During a press conference on the global financial stability report at the IMF/World Bank annual meetings in Washington DC, the IMF’s Financial Counsellor and Director of Monetary and Capital Markets, Tobias Adrian, said that Nigeria and other frontier markets have maintained significant activity in the debt market throughout 2024, even though financing costs have surged compared to pre-2021 levels.
He said, “Frontier markets, including Nigeria, have been active in the debt market this year, and though access to financing is still more expensive than before, the overall issuance levels have been encouraging.”
However, the IMF expressed support for Nigeria’s recent monetary policy measures, particularly the Central Bank of Nigeria’s interest rate hikes and foreign exchange reforms, which have been designed to stabilise the economy.
Adrian further stressed the importance of these reforms, particularly given the inflationary pressures compounded by recent natural disasters, such as floods, which have worsened living conditions for many Nigerians.
The IMF also revised its economic forecast for Nigeria, projecting a slowdown in the country’s growth for 2024.
According to the latest World Economic Outlook report released on Tuesday, Nigeria’s economy is now expected to grow at 2.9 per cent in 2024, maintaining the same growth pace recorded in 2023.
The latest projection is a 0.2 per cent decrease from the previous projection in July and 0.4 per cent decrease from the previous projection in April.
This adjustment reflects the IMF’s cautious stance on the challenges facing emerging markets, including Nigeria.
The international lender noted that “the revision reflects slower growth in Nigeria, amid weaker-than-expected activity in the first half of the year.”

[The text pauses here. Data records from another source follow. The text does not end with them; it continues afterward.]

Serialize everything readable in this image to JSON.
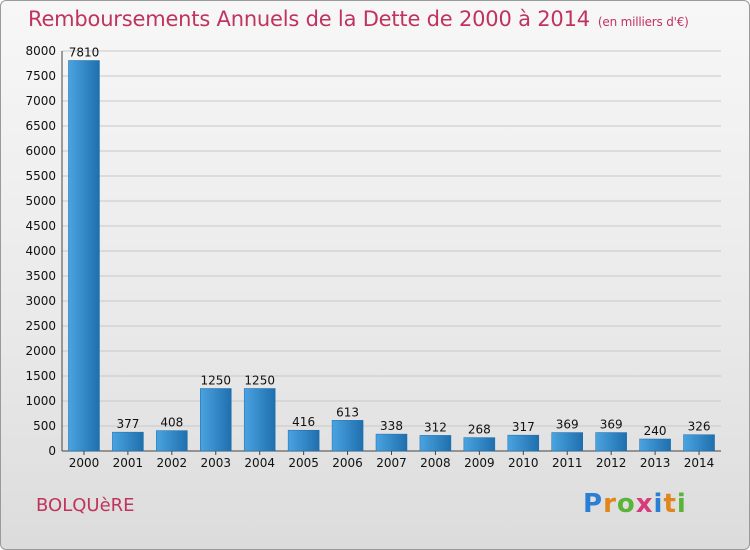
{
  "chart_data": {
    "type": "bar",
    "title": "Remboursements Annuels de la Dette de 2000 à 2014",
    "subtitle": "(en milliers d'€)",
    "categories": [
      "2000",
      "2001",
      "2002",
      "2003",
      "2004",
      "2005",
      "2006",
      "2007",
      "2008",
      "2009",
      "2010",
      "2011",
      "2012",
      "2013",
      "2014"
    ],
    "values": [
      7810,
      377,
      408,
      1250,
      1250,
      416,
      613,
      338,
      312,
      268,
      317,
      369,
      369,
      240,
      326
    ],
    "ylim": [
      0,
      8000
    ],
    "yticks": [
      0,
      500,
      1000,
      1500,
      2000,
      2500,
      3000,
      3500,
      4000,
      4500,
      5000,
      5500,
      6000,
      6500,
      7000,
      7500,
      8000
    ],
    "grid": true,
    "bar_color": "#2e86c8"
  },
  "place_name": "BOLQUèRE",
  "logo_text": "Proxiti"
}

Also, the Deputy Chief of the IMF’s Research Department, Jean-Marc Natal, elaborated on Nigeria’s growth challenges, highlighting disruptions in agriculture and oil production as key factors behind the revised growth forecast.
He said, “We revised growth for Nigeria 2024 by 0.2 per cent down. Things are volatile because the reason for the revision is precisely issues in agriculture related to flooding and issues in the production of oil, related to security and maintenance that have pushed down the production of oil. So, these two factors have played a role.”
However, the IMF also noted that the projected growth for 2025 stands at 3.2 per cent, which is 0.2 per cent higher than the projections made in July and April this year.
The IMF’s projection is much lower than that of the World Bank for 2024 and 2025.
In the latest edition of Africa’s Pulse, a recent report by the World Bank, it was projected that Nigeria’s Gross Domestic Product will expand by 3.3 per cent in 2024 and slightly accelerate to 3.6 per cent in 2025-2026.